Lesson 9: Byzantine Fault Tolerance

discussion thread
* The Byzantine Generals Problem
Lamport, 1982
* Practical Byzantine Fault Tolerance
Castro and Liskov, OSDI '99
* Making Byzantine Fault Tolerant Systems Tolerate Byzantine Faults
Clement, Wong, Alvisi, and Dahlin, NSDI '09

On readings: Recommended background readings are marked with (^) above. Optional historical or fun readings are marked with (*). If you feel comfortable with the topic already, you may skip these readings.

Notes

The slides from lecture can be found on Canvas.

Extending system models

In particular, we are worried about the Byzantine failure model, which is stronger than fail-stop or fail-recover.
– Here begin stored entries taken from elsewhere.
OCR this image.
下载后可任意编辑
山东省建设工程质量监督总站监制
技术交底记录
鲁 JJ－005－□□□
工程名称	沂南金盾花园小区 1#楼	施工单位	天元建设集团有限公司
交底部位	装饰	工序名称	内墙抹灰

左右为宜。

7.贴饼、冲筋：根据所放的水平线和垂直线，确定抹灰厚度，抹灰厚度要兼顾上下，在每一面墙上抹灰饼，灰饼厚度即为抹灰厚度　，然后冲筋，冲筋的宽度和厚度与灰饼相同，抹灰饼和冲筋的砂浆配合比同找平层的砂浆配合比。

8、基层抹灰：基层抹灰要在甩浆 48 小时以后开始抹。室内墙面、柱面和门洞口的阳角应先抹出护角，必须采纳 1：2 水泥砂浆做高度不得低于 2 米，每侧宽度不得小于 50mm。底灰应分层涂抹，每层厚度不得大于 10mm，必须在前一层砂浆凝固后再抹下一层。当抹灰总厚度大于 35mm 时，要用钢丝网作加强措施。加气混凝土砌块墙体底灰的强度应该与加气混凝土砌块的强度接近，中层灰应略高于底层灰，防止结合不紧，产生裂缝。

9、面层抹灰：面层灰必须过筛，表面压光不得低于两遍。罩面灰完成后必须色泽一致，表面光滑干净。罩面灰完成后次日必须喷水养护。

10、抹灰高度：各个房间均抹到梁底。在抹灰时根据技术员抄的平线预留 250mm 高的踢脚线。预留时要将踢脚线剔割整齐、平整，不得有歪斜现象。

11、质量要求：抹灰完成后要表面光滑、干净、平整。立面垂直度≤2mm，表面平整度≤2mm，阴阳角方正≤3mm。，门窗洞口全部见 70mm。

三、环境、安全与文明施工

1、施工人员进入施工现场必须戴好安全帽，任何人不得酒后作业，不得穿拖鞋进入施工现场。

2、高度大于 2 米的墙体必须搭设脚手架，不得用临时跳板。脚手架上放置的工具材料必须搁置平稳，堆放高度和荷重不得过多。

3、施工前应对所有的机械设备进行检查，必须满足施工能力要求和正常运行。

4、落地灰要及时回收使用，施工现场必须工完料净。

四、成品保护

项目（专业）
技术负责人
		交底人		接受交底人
We talked briefly last time about the two generals problem and Byzantine generals. The latter is our focus today. Why do we need such a model? Primarily to be able to handle realities in the world:

Falied nodes or processes may fail in arbitrary (or malicious) ways:
- One of the nodes may be deploying an older version of the protocol, leading to weird behavior
- There could be a bug in one or more of the processes
- An attacker could have compromised one of the nodes These are all realistic problems that we need to handle to properly handle faults. With the Byzantine failure model, any node behavior is possible, and nodes can fail in arbitrary ways. This is why this is the strongest failure model.
We may want to operate a distributed system in the presence of untrusted nodes. This was not true when using Raft or Paxos for consensus. A notable example of where we’d want this is some blockchain-based platforms.

In general, we may want to have a system with dynamic membership, in the sense that new nodes could join the system at any time. This is something we’d want for, e.g. cryptocurrency blockchains, but something we will ignore here, as they will require different forms of consensus algorithms.